Estoy otra vez desfondado, derrengado, con la moral por los suelos. Soy el centro de todos los comentarios y de todas las burlas. Qué ignominia, han arruinado mi reputación. Por eso hace más de una semana que no me atrevo a salir de casa. Miro, de vez en cuando, entre las persianas, que tengo echadas. Y observo que hay mucho personal de raza asiática. En mi puta vida he visto tantos chinos y japoneses. Lo juro. Algunos miran hacia mi ventana, sacan fotografías y ríen y cuchichean entre ellos. Algo pasa. Una especie de voz me dijo dentro: ¡Cuidado, chaval! ¡Que van a por tí!. En momentos de mucho estrés esa voz me dio siempre muy buenos consejos. Así que la hago caso. Nada de exponerse. Aquí, dentro de mi casa, estoy seguro. Pero lo cierto es no veo ninguna salida. Me siento frágil, herido y asustado, como una paloma entre las garras del halcón. Sin posibilidad de escapatoria. Se mire por donde se mire ellos tienen la sartén por el mango. Me encuentro en una encrucijada, frente a una disyunción; o dejo que hagan conmigo lo que quieran o paso al ataque. Sé que con las víboras no hay ninguna posibilidad de pacto, o les cortas de un tajazo la cabeza o te inoculan su veneno. La coca ya ni me hace efecto y eso que he aumentado el grosor de las rayas.

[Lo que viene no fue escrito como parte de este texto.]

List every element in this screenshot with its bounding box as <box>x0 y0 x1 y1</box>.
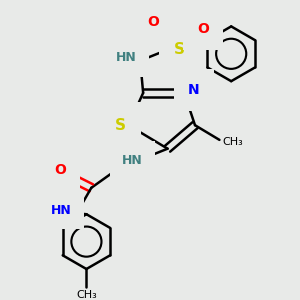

Amanece. Qué bonita es la aurora. Desde que era niño siempre me ha emocionado. Nos trae la luz y ahuyenta las tinieblas. Y los fantasmas de la noche. Mi último amanecer. Sí. Lo tengo decidido, no hay vuelta atrás. «Alea iacta est», como dijo Julio César cuando cruzó el Rubicón con sus legiones. Hoy, por fin, se acaba todo. Solucionaré el problema de raíz. Ya que estoy sentenciado moriré matando, no me gustan nada las agonías lentas; ni que se repartan mis despojos. Ellos se lo han buscado. Con ahínco. La mejor defensa es un buen ataque. Lo he estado planificando, de modo minucioso, durante toda la noche, entre orgía y orgía. Nunca me he sentido más potente. Me he corrido cinco veces, con unos orgasmos impresionantes. Desconocidos. Bestiales, de una fuerza inusitada. Espero que hayan quedado bien registrados en las grabaciones que me hacen. Iré a la fábrica poco antes de que los empleados se vayan a tomar el bocadillo. Cuando sea la hora, les diré a Elsa y a Luis que vengan a mi despacho, que tengo un asunto importante que tratar. Una vez que estén dentro, cerraré la puerta y les invitaré a sentarse. Después, vaciaré sin piedad sobre ellos el revólver. Dos balas para ella y tres para él, en sitios vitales por supuesto. Luego, con mis dedos y su sangre escribiré en la pared el epitafio que se merecen: «Aquí yacen dos cerdos». La sexta bala del tambor la reservaré para mí. Me pegaré un tiro en el monte, lejos de ellos; no quiero estar a su lado ni siquiera después de muerto, me repugna. Lo voy a ensayar por última vez. De paso, me atizaré la última esnifada y tiraré por la taza del wáter lo que sobre, no vayan luego a decir. Además quemaré todo lo que vengo escribiendo en el cuaderno, a nadie le importa.

Llegó la hora. También llevo un machete, por si acaso se me encasquilla el revólver. Me dijo el «Caimán» que los revólveres no se encasquillan, que sólo lo hacen las pistolas, pero a estas alturas de la película he de reconocer que ya no me fío ni de mi propia sombra. Está todo controlado y al punto. Todo. Me voy a cumplir con mi misión, una misión que se me antoja sagrada. Debo, me veo obligado, a hacer justicia. Vengaré a mi tía y todo lo que me han hecho. Un daño atroz. Irreparable. La venganza es placer de dioses. Estoy lleno de furia y de encono. Lleno. Seré implacable. Demostraré a todos, de forma taxativa, que Leonardo era un verdadero león. De la misma camada que su tía Leonora, como ella tantas veces dijo. Aunque, pensándolo bien, hubiera sido mejor, para mí y para todos, no haber nacido.

*** Texto publicado en «ANÁLISIS. Revista de Psicoanálisis y Cultura de Castilla y León», números 20-21. Noviembre de 2010.